I hope these details and others you can draw from canto 15 support the case I’d like to make about the poet’s intentions. Dante is never a single-valence poet. Throughout the Commedia, he is interested in the proportions of whole human lives. In Inferno, this produces pictures of how some uncontrolled human leanings can disfigure and finally destroy whole personalities. Brunetto’s “scorched face” when Dante meets him is the very image of that disfigurement of a once-revered countenance. Then Dante would be concerned not as much with a character’s specific sinful actions as with the disposition that dominates his life. Not just the act of suicide but the mind of a light denier. Not just a self-centered heresy but the fundamental denial of basic human communion. And so on.

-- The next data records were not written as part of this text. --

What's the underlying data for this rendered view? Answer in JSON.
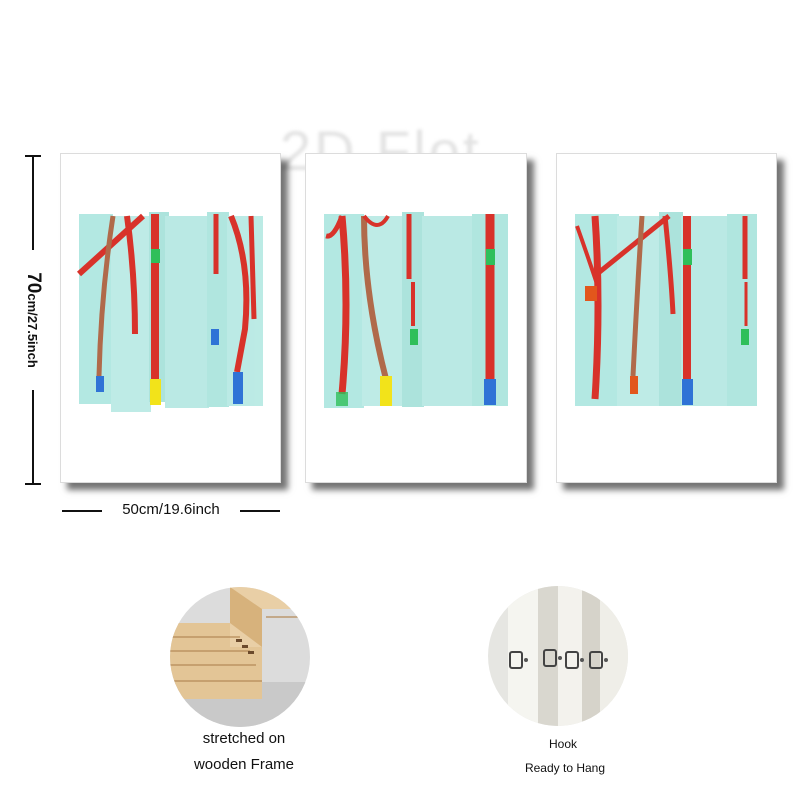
{
  "watermark": "2D Flot",
  "dimensions": {
    "height_big": "70",
    "height_small": "cm/27.5inch",
    "width_label": "50cm/19.6inch"
  },
  "features": [
    {
      "caption_line1": "stretched on",
      "caption_line2": "wooden Frame",
      "icon": "wooden-frame-corner"
    },
    {
      "caption_line1": "Hook",
      "caption_line2": "Ready to Hang",
      "icon": "hanging-hooks"
    }
  ],
  "colors": {
    "aqua_wash": "#a6e4dd",
    "trunk_red": "#d8322a",
    "trunk_brown": "#b06a4a",
    "accent_blue": "#2f73d6",
    "accent_yellow": "#f2e31a",
    "accent_green": "#2fbf5a",
    "accent_orange": "#e2561c"
  }
}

I’ve been claiming that the theme in this canto is procreativity as applied to father figures. It judges how those in a paternal position discharged that responsibility. Allegorically, the canto would then deal with the parental faculty in every human soul, that part of us that responds to the call to subordinate our own interests to those of others depending on us for nurture or guidance. You have been in that position when you raised kids, guided any subordinate or follower, taught students in a high-school classroom, or acted as anyone’s role model. It’s a responsibility everyone has to assume at some time or other. A metaphorical sodomite fulfills his parental duty negligently, narcissistically, or otherwise detrimentally so as to produce nothing healthy from interaction with people whose welfare depends on him. This creates a desert where there should be flora.

For this interpretation to hang together, you’d expect the other desert runners in this canto to be in Brunetto’s category: eminent people positioned in life to influence younger minds. And that, according to Brunetto, is what you do find: bands comprised entirely of “clerics or great and famous scholars.” Brunetto mentions three particular companions, Francesco d’Accorso, Priscian, and Andrea de’ Mozzi. All three were renowned in their day, and as with Brunetto, none is characterized as homosexual in any other source. So maybe specific homosexual acts are not the point, or not the main point. Dante may consider homosexuality as naturally correlated with unproductive parenthood, but on the logic here, it would be a supporting condition and not a necessary cause. You could take it away and still have something deplorable, and you could find it present in something good. Then you could find non-literal sodomites in this canto and unrepentant homosexuals in purgatory or paradise.